I have said repeatedly throughout my career that the effective use and adoption of technology requires a deep understanding of your own business processes and workflows. This is true regardless of the nature of the technology: proprietary or open-source, SaaS or cloud or on-prem, web or desktop or mobile, SQL or not. None of these things can paper over poorly understood processes.
As James is currently pointing out over on his blog, technology tends to expose that lack of understanding. It often unfairly shoulders the blame but, in the highly deterministic world of software, getting the wrong answer usually means you didn’t understand the question. Technology doesn’t suffer uncertainty well.

So what about our non-deterministic frontier of generative AI? The same thing applies. In fact, your understanding of your business is even more crucial. As the non-deterministic, “hallucinating” nature of LLMs and related technologies became apparent, patterns emerged to address it.

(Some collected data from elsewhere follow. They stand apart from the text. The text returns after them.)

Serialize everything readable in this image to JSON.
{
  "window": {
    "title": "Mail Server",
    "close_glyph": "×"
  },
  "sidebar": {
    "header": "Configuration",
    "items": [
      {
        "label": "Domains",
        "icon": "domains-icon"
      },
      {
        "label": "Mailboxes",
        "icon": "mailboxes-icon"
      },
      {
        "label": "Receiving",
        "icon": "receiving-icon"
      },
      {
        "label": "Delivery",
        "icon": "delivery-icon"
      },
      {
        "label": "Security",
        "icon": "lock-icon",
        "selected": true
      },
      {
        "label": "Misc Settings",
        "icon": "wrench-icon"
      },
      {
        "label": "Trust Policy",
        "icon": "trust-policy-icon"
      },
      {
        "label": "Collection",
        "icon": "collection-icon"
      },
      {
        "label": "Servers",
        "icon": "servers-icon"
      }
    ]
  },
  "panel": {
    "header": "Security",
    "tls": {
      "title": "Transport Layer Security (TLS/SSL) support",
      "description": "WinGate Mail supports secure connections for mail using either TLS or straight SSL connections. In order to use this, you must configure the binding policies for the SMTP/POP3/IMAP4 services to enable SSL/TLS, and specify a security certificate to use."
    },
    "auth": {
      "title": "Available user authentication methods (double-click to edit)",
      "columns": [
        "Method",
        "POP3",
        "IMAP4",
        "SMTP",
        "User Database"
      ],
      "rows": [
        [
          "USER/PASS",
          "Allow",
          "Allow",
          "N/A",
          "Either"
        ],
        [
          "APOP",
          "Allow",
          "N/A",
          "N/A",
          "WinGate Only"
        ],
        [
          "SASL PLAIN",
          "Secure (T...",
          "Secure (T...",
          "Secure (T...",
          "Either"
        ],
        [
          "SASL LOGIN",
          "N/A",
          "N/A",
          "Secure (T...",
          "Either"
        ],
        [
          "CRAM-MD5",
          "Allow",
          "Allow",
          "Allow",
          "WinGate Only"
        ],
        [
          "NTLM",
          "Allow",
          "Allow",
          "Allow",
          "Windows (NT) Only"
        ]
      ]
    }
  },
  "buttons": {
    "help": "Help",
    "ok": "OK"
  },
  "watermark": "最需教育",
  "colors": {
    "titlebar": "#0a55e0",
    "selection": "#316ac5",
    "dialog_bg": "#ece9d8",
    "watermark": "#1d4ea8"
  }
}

Retrieval augmented generation, prompt engineering, agents and subagents, system prompts, MCP, conversation memory, context compression, and skills are all patterns for providing “context” to AI so that it can produce better results, reduce hallucinations, and behave more deterministically. Business understanding is a key component of context so, to be effective with AI, you need to understand your business deeply. You can’t avoid it.
To be sure, concepts like iteration, testing, and constraints still apply when working with AI. Prompting isn’t the sole technique for improving performance, but none of those techniques are effective without business understanding.

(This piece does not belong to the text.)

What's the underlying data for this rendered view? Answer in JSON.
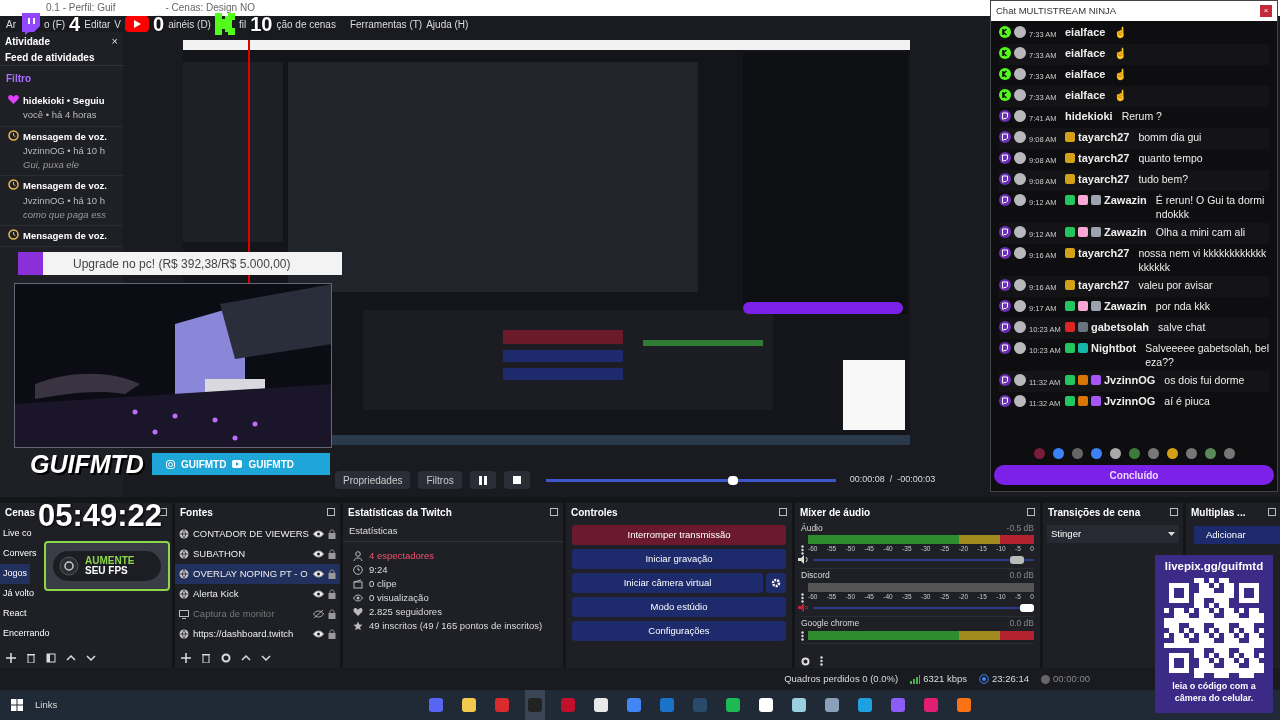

There are a lot of reasons poor AI implementations fail. Many were addressed in an MIT study in 2025, but this quote stands out “Domain fluency and workflow integration matter more than flashy UX.” Business understand and relevance to task are essential, and that’s not a new concept. It has been true across the historical landscape.

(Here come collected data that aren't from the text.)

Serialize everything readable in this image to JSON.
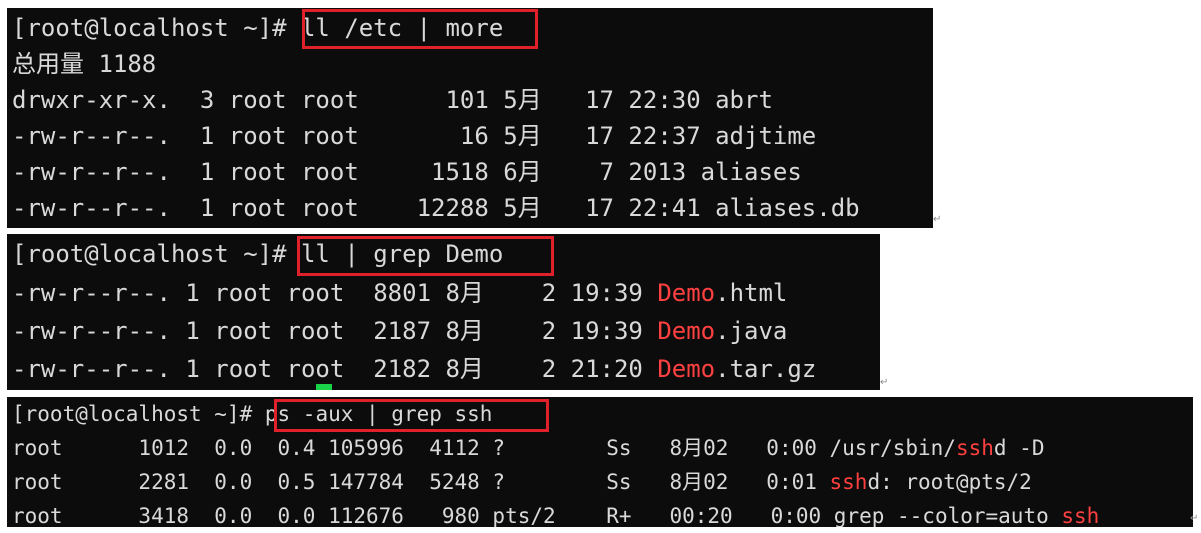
{
  "terminal1": {
    "prompt": "[root@localhost ~]# ",
    "command": "ll /etc | more",
    "lines": [
      "总用量 1188",
      "drwxr-xr-x.  3 root root      101 5月   17 22:30 abrt",
      "-rw-r--r--.  1 root root       16 5月   17 22:37 adjtime",
      "-rw-r--r--.  1 root root     1518 6月    7 2013 aliases",
      "-rw-r--r--.  1 root root    12288 5月   17 22:41 aliases.db"
    ]
  },
  "terminal2": {
    "prompt": "[root@localhost ~]# ",
    "command": "ll | grep Demo",
    "rows": [
      {
        "prefix": "-rw-r--r--. 1 root root  8801 8月    2 19:39 ",
        "match": "Demo",
        "suffix": ".html"
      },
      {
        "prefix": "-rw-r--r--. 1 root root  2187 8月    2 19:39 ",
        "match": "Demo",
        "suffix": ".java"
      },
      {
        "prefix": "-rw-r--r--. 1 root root  2182 8月    2 21:20 ",
        "match": "Demo",
        "suffix": ".tar.gz"
      }
    ]
  },
  "terminal3": {
    "prompt": "[root@localhost ~]# ",
    "command": "ps -aux | grep ssh",
    "rows": [
      {
        "prefix": "root      1012  0.0  0.4 105996  4112 ?        Ss   8月02   0:00 /usr/sbin/",
        "match": "ssh",
        "suffix": "d -D"
      },
      {
        "prefix": "root      2281  0.0  0.5 147784  5248 ?        Ss   8月02   0:01 ",
        "match": "ssh",
        "suffix": "d: root@pts/2"
      },
      {
        "prefix": "root      3418  0.0  0.0 112676   980 pts/2    R+   00:20   0:00 grep --color=auto ",
        "match": "ssh",
        "suffix": ""
      }
    ]
  },
  "colors": {
    "terminal_bg": "#0c0c0c",
    "terminal_fg": "#d9d9d9",
    "grep_match": "#ff4040",
    "highlight_box": "#e0202a",
    "cursor": "#19d24a"
  }
}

I’ve seen a recent example where deep domain expertise can yield quality results using AI. My friend Ari Isaak has been working on a system, called Photometrics AI, that uses AI to optimize the design of streetlighting. I started early last year helping him with the system. A series of health, personal, and business issues sidelined me and I couldn’t jump in the way I’d hoped. Ari didn’t (really, couldn’t) wait and jumped in with AI-based coding tools to build the system.

He was able to do it because he so deeply understands lighting design. It’s actually an incredibly fascinating subject and Ari was able to use his knowledge to guide the tools to produce an early version of the system, which he recently deployed. Photometrics AI has the potential to save enormous amounts of energy if widely adopted. I gave him some guidance along the way on customizing subagents so that the code produced by the AI was consistent and good quality, but the understanding of “correct” came all from Ari.
As I have been looking over the code, it’s quite good – modular, makes good use of the DRY principle, has reasonable security implementations, and performs well. Like any code, it may need to be adjusted over time for scale, but Ari got good results. The end result is a system that allows a lighting designer to upload data, build out a schedule, kick off ML training for the model of lights (if they are new to the system), integrate with their lighting control system, and begin managing the on/off times and dim levels of each individual streetlight in their system.
Ari’s experience really opened my eyes to the power of tools like Claude Code when they are guided with deep domain expertise. His experience stands as an example that understanding your business well is step one, even in the world of AI.
Because generative AI is guided by prompts, it is again elevating the importance of writing, placing alongside debugging and system design as a necessary tool for successful outcomes. You have to be able to communicate well in the written form. Sure, it resembles technical writing more than literary fiction, but it still needs to be written well. In order to describe your process well in written form, you need to understand it deeply. As a lifelong coder, my worldview has been shaken a bit. As a lifelong writer, I am excited.